Modifications to the Hospital Readmissions Reduction Program
Beginning with the FY 2027 program year, CMS will:
- Modify six readmission measures to add Medicare Advantage data, in addition to Medicare fee-for-service data.
- Shorten the “applicable period” for measuring performance from three to two years and codify this update to the definition of “applicable period.”
- After reviewing public comments, CMS said it is modifying the original proposal to not include Medicare Advantage data in the calculations of aggregate payments for excess readmissions.
- Update and codify the ECE policy to clarify that CMS has the discretion to grant an extension in response to ECE requests. After reviewing public comments, CMS is modifying the original proposal by extending the length of time to submit an ECE request from the proposed 30 days to 60 days.
- Remove COVID-19 exclusions and risk-adjustment covariates from the six readmission measures.
Changes to Hospital-Acquired Condition (HAC) Reduction Program
CMS finalized plans to update the ECE to clarify that it may grant an extension in response to requests and to codify the policy. It also will extend the amount of time to submit a request from the proposed 30 days to 60 days.
Hospital Value-Based Purchasing (VBP) Program changes
- Modification of the Hospital-Level RSCR Following Elective Primary THA and/or TKA measure for the FY 2033 program year.
- Technical updates to the Hospital-Level RSCR Following Elective Primary THA and/or TKA measure’s risk adjustment model to use International Classification of Diseases (ICD)-10 codes instead of HCCs for the FY 2033 program year.
- Technical updates to the five condition- and procedure-specific mortality measures and the THA/TKA Complications measure to include patients with a principal or secondary diagnosis of COVID-19 in the measures’ numerators and denominators for the FY 2027 program year.
- Technical updates to the CDC NHSN HAI chart-abstracted measures with the new 2022 baseline used in the FY 2029 program year and subsequent years to calculate performance standards and calculate and publicly report measure scores.
- Establishment of performance standards for the FY 2027, FY 2028, FY 2029, FY 2030, and FY 2031 program years.
- Update and codify the ECE policy to clarify that CMS has the discretion to grant an extension in response to ECE requests. After reviewing public comments, CMS is modifying the original proposal by extending the length of time to submit an ECE request from the proposed 30 days to 60 days.
- Remove the Health Equity Adjustment from the Hospital VBP Program effective with the FY 2026 program year.
Long-Term Care Hospital Quality Reporting Program (LTCH QRP) changes
- Modify reporting requirements for the COVID-19 Vaccine: The Percent of Patients/Residents Who Are Up to Date measure excludes patients who have expired in the LTCH by removing an item on the LTCH Continuity Assessment Record and Evaluation Data Set (LCDS), the standardized patient assessment instrument for LTCHs, a form used for patients who have expired during their stay.
- Remove four social determinants of health-standardized patient assessment data elements from the LCDS to reduce the current burden.
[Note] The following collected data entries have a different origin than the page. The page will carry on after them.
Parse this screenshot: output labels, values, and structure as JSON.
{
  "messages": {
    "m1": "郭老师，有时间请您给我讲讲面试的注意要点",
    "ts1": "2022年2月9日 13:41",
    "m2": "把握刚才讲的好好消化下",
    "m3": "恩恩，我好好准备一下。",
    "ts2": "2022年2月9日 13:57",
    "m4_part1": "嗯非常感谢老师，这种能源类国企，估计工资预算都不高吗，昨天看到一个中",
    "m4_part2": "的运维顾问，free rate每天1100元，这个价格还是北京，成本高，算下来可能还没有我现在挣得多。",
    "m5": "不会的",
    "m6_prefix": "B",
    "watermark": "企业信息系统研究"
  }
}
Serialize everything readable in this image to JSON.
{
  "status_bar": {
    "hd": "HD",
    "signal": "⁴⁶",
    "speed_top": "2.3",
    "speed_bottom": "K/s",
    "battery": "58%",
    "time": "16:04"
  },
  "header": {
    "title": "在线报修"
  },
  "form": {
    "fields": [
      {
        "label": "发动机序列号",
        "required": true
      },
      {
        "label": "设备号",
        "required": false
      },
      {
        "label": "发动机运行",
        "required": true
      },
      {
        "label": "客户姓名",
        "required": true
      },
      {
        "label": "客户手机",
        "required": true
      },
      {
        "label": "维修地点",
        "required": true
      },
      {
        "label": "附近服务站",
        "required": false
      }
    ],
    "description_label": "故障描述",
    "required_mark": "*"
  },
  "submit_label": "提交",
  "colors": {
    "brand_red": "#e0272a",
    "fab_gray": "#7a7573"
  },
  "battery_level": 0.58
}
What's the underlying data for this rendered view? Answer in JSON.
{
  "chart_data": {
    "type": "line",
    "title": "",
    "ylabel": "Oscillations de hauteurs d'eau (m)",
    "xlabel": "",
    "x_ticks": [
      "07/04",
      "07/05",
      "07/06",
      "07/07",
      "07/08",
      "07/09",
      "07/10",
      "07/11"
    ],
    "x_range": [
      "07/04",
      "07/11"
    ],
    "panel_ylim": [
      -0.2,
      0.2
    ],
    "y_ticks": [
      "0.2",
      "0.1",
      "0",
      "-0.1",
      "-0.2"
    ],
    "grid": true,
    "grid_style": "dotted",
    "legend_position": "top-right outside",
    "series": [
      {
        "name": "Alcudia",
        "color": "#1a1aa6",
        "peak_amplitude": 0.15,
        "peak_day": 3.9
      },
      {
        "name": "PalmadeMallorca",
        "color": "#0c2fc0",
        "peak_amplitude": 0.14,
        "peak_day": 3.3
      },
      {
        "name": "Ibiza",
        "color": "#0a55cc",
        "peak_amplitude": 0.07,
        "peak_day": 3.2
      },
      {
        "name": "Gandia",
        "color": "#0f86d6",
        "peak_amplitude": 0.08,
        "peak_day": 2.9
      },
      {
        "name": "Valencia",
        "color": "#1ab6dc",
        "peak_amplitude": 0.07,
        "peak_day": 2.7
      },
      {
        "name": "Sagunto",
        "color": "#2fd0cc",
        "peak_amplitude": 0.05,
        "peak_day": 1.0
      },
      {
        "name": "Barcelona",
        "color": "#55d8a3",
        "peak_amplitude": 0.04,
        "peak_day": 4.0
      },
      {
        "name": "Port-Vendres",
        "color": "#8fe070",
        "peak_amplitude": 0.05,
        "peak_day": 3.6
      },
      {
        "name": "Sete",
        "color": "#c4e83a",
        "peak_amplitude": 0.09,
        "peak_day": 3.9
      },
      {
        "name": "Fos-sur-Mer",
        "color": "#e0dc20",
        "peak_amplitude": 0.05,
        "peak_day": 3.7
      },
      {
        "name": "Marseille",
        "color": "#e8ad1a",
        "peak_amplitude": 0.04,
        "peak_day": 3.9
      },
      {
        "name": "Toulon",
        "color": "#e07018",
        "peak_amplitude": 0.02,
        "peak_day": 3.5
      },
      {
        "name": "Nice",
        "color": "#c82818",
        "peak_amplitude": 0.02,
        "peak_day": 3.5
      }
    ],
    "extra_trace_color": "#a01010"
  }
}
Beginning with the FY2028 LTCH QRP, LTCHs must no longer submit data using the LCDS on one item for Living Situation (R0310), two items for Food (R0320A and R0320B), and one item for Utilities (R0330).
- Amend the reconsideration policy and process.
Changes to the Transforming Episode Accountability Model (TEAM)
Among the changes, CMS will require selected acute care hospitals to capture quality measure performance using patient-reported outcomes in the outpatient setting without increasing participant burden, improving target price construction, and broadening the three-day Skilled Nursing Facility Rule waiver, giving patients a wider choice of and access to post-acute care.
Request for Information on Streamlining Regulations and Reducing Administrative Burdens in Medicare
To comply with President Donald Trump’s executive order on deregulation, the final rule includes a request for information asking for feedback on approaches and opportunities to streamline regulations and reduce burdens on those participating in the Medicare program.